A Promissory Note Safety Net and Security Blanket

Lender’s Title Insurance Protection–What is ALTA Title Coverage?

Background-Owner’s Title Insurance Policy

When purchasing a home, or other real estate, the buyer needs to know who the present owners are, if they hold “good title”, and if they can convey the property ownership (title) free and clear of all liens and encumbrances. Obtaining this information is typically done by ordering a title insurance policy from a title insurance company. A document is provided (title insurance commitment) showing all pertinent ownership information and all recorded liens and encumbrances. Based on this commitment the purchaser can buy and close the transaction knowing he is getting all that he is legally entitled to receive. Ultimately an Owner’s Title Insurance policy is issued by the insurance company that insures the buyer of having “good title”. American Land title Association (ALTA) is the national entity that prescribes what risks of loss the policy covers.

Key Owner’s Insurance Protection

• Any defect in or lien or encumbrance on the Title.

• Unmarketable Title.

• No right of access to and from the Land.

• The violation or enforcement of any law, ordinance, permit, or governmental regulation (including those relating to building and zoning) restricting, regulating, prohibiting, or relating…

• The exercise of the rights of eminent domain if a notice of the exercise, describing any part of the Land, is recorded in the Public Records.

• The invalidity or unenforceability of the lien of the Insured Mortgage upon the Title

Background-Lender’s Title Insurance Policy

The lender in a real estate transaction, either a bank or a private investor, also needs to know all of the ownership and encumbrance information. The lender’s reason is to be assured that the money being advanced will be properly protected and secured by the real estate collateral supporting the promissory note. If the lender has agreed to make a first position mortgage loan, assurance is required that shows the mortgage loan is in fact in first position; a Lender’s Title Insurance Policy services that purpose. In many cases the lender is investing more money in the transaction than the buyer. The lender, a bank or a private party, needs as much, if not more, insurance protection then the buyer.

Read about:   How to Use an Unsecured Loan Calculator

What is a Lender’s Title Insurance Policy?

The ALTA (American Land Title Association) is the national entity that prescribes what risks of loss the Owner’s policy and the Lender’s policy covers.

Key Lender’s Insurance

• Any defect in or lien or encumbrance on the Title. This Covered Risk includes but is not limited to insurance against loss from

• Unmarketable Title.

• No right of access to and from the Land.

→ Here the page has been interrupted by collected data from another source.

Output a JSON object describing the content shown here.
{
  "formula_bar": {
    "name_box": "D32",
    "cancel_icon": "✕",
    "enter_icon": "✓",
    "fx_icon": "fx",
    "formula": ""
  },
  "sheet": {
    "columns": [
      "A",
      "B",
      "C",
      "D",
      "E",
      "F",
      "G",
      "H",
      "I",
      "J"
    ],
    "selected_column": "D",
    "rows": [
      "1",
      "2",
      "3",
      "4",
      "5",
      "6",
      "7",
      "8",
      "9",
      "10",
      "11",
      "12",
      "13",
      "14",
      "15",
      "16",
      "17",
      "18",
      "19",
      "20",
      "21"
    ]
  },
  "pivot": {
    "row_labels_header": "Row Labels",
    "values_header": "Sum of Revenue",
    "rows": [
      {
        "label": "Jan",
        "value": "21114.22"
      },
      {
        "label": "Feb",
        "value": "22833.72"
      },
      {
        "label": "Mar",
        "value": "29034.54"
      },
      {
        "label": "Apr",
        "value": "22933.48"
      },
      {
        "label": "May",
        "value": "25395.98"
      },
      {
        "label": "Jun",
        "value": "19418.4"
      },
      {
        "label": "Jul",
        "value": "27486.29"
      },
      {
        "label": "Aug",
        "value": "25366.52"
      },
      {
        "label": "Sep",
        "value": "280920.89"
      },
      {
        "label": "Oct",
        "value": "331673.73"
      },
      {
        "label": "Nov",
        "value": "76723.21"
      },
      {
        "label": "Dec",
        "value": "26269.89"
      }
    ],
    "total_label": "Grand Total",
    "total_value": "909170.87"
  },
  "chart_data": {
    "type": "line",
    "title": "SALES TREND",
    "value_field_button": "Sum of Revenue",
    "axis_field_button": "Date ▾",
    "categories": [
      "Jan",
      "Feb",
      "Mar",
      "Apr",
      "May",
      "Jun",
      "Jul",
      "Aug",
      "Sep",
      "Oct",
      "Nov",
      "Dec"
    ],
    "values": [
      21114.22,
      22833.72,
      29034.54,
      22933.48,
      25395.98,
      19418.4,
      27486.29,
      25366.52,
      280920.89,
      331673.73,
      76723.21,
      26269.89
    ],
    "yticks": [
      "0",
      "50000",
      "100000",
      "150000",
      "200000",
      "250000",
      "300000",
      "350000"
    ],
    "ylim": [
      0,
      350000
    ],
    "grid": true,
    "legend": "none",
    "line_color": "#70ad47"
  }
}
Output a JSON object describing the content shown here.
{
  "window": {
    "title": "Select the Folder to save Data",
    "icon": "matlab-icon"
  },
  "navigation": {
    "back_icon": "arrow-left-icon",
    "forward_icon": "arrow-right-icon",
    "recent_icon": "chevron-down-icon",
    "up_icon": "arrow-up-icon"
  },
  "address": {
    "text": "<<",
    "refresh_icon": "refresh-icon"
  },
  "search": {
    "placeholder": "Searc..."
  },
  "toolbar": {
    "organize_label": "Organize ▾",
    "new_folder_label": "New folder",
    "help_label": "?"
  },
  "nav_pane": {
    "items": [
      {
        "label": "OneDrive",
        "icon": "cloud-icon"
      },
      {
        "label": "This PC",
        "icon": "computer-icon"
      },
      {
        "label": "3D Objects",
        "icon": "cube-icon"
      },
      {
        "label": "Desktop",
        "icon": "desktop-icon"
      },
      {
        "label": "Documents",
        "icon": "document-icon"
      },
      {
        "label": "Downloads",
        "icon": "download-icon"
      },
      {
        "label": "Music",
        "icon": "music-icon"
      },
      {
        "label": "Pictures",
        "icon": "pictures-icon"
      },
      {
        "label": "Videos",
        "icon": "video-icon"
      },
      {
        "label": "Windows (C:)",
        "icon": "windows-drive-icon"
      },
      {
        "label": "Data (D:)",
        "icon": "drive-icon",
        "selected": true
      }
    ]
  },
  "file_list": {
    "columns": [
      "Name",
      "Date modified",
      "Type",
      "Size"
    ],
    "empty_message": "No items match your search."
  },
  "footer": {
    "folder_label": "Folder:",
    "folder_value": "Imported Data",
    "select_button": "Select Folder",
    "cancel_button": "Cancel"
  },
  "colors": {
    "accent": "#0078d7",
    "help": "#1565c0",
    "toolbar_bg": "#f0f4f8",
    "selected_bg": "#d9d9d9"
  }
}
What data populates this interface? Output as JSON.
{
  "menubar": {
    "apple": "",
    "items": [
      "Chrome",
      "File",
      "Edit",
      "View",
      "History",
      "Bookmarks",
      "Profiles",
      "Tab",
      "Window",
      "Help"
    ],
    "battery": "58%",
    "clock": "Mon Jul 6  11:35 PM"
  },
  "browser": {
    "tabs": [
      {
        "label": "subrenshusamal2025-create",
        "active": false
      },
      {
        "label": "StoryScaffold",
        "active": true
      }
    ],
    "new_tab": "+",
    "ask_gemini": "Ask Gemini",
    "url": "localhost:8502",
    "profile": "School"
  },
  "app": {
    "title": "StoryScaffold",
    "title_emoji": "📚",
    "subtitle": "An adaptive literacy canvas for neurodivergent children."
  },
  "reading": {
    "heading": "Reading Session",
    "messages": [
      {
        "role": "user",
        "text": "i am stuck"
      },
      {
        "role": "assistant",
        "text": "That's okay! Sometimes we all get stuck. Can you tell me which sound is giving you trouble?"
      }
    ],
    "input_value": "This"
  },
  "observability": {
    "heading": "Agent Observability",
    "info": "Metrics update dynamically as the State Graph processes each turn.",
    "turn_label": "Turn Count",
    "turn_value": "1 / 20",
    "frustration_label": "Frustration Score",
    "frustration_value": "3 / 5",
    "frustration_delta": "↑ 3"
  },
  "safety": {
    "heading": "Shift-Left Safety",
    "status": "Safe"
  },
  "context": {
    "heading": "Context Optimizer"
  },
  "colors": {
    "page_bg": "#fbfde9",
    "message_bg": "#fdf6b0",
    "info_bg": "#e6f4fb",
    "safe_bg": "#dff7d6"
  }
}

• The violation or enforcement of any law, ordinance, permit, or governmental regulation (including those relating to building and zoning) restricting, regulating, prohibiting, or relating to

• The exercise of the rights of eminent domain if a notice of the exercise, describing any part of the Land, is recorded in the Public Records.

• The invalidity or unenforceability of the lien of the Insured Mortgage upon the Title. This Covered Risk includes but is not limited to insurance against loss from any of the following impairing the lien of the Insured Mortgage

Summary

Being a successful promissory note lender or investor means losses are minimized and gains are maximized. There is no reason to assume risks of loss that can be insured against for a small price. The primary reason many note investors have no Lender’s insurance on their promissory note investments is because they are unaware that it is available; and, consequently they do not understand its benefits. Now that you know, don’t overlook the opportunity to avoid the risks that an ALTA Lender’s Policy protects against.